After a specific term of service, the Employees' Provident Fund Organization (EPFO) offers pension benefits to the employees. Therefore, in accordance with EPFO regulations, 12% of an employee's basic pay is deposited in EPFO, of which 8% is designated for the pension account and 3.7% for the Employees' Provident Fund (EPF).
What transpires, though, if an employee quits or takes a break in the middle of their transition? Do they lose their entitlement to a pension? According to EPFO regulations, an employee's job duration is taken into consideration even if they take a break in the middle. To put it another way, if a worker returns to their position after a few years away, their prior service will be counted against their present tenure.
An employee must have worked for EPF for at least 10 years in order to be eligible for the pension program. If an employee switches employers, their Unique Account Number (UAN) stays the same, and the overall length of their employment is determined by subtracting any breaks in employment.

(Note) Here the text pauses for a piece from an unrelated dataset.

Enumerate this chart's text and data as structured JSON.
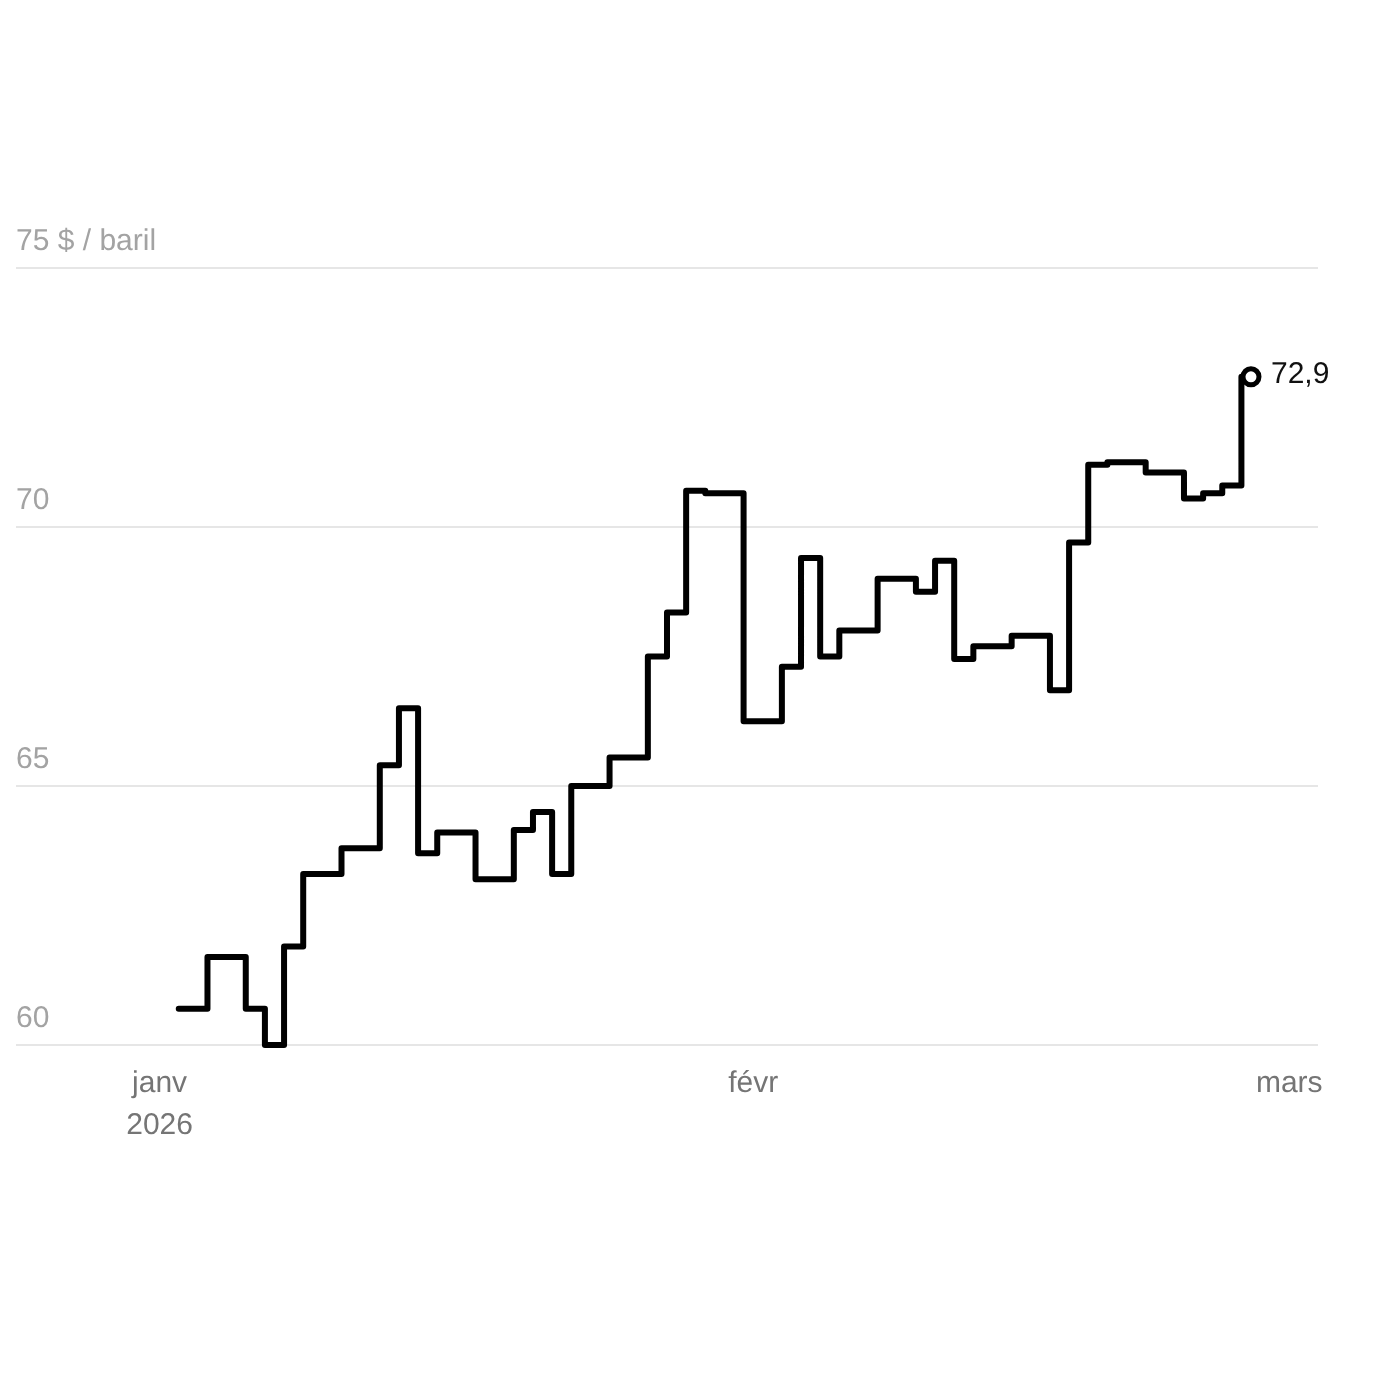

Let's use the following scenario as an example: If a person works for a company for 7 years, then takes a year off, then returns for another 4 years of employment, their whole employment will be counted as 11 years. The employee will be eligible for EPF pension benefits in this situation. Additionally, according to EPFO regulations, if a person works for 9.5 years, they are eligible for a 6-month grace period that is equal to 10 years.
For those who earn a salary, the EPFO scheme is a crucial financial tool because it guarantees pension benefits after retirement. It is significant to emphasize that every EPFO subscriber should be informed of the job tenure criteria for pension eligibility.
Therefore, if you have taken a break from your job and are an EPFO subscriber, you can still benefit from the pension plan by assuring a total job duration of at least 10 years.